Coachella Valley Region
Golf great and part-time desert resident Arnold Palmer is being remembered across the Coachella Valley today. While his impact on the sport of golf is undeniable, the golf legend’s contributions to the Coachella Valley may be just as significant.
He was called "The King," winning 62 PGA tour events including seven major titles.
Following his death on Sunday, President Obama released a statement. Part of it reads: "With his homemade swing and homespun charm, Arnold Palmer had swagger before we had a name for it."
Close friend and golf rival Jack Nicklaus wrote: "Arnold transcended the game of golf. He was more than a golfer or even great golfer. He was an icon. He was a legend."
Palmer and his involvement in charity golf tournaments like the original Palm Springs Golf Classic helped to transform the Coachella valley into the golf mecca of the world.
"When Arnold showed up in the early sixties, he was dominating and he was a huge personality. He started something, even before, this tournament was very well known. And so that was critical in the development, and without him, you can argue whether television and golf would have really taken off," said John Foster, president of Desert Classic Charities.
It was his time on television, with the snow caped San Jacinto Mountains in the back drop, that drew people to the desert from all over the country.

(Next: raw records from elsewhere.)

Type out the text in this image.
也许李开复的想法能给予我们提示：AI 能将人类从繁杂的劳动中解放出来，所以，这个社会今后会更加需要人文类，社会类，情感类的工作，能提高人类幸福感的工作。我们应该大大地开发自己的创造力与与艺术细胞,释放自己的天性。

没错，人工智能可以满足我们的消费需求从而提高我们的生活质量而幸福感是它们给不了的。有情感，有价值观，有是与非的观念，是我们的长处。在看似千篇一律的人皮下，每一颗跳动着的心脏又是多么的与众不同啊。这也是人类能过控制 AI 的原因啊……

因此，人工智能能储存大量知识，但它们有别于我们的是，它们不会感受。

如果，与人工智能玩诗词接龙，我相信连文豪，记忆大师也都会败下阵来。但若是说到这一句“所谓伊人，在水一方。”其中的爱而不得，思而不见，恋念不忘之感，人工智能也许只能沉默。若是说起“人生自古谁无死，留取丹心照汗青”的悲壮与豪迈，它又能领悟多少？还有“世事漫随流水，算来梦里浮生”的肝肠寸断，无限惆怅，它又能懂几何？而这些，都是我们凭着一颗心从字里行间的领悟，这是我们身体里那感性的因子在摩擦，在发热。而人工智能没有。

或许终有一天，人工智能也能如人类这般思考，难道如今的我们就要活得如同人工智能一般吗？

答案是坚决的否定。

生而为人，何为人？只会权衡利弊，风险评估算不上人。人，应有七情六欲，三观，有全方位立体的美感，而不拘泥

His involvement in charities like the former Bob Hope Classic helped to make the Coachella Valley what it is today.
"He was at the peak of his game when he played here faithfully every year. Then when you look at the fifty-seven million dollars that the Desert Classic Charities has contributed back to the Coachella Valley, we would never have been able to do that without support of icons and legends like himself," said Nick Raffaele, director of the Career Builder Challenge Golf Tournament.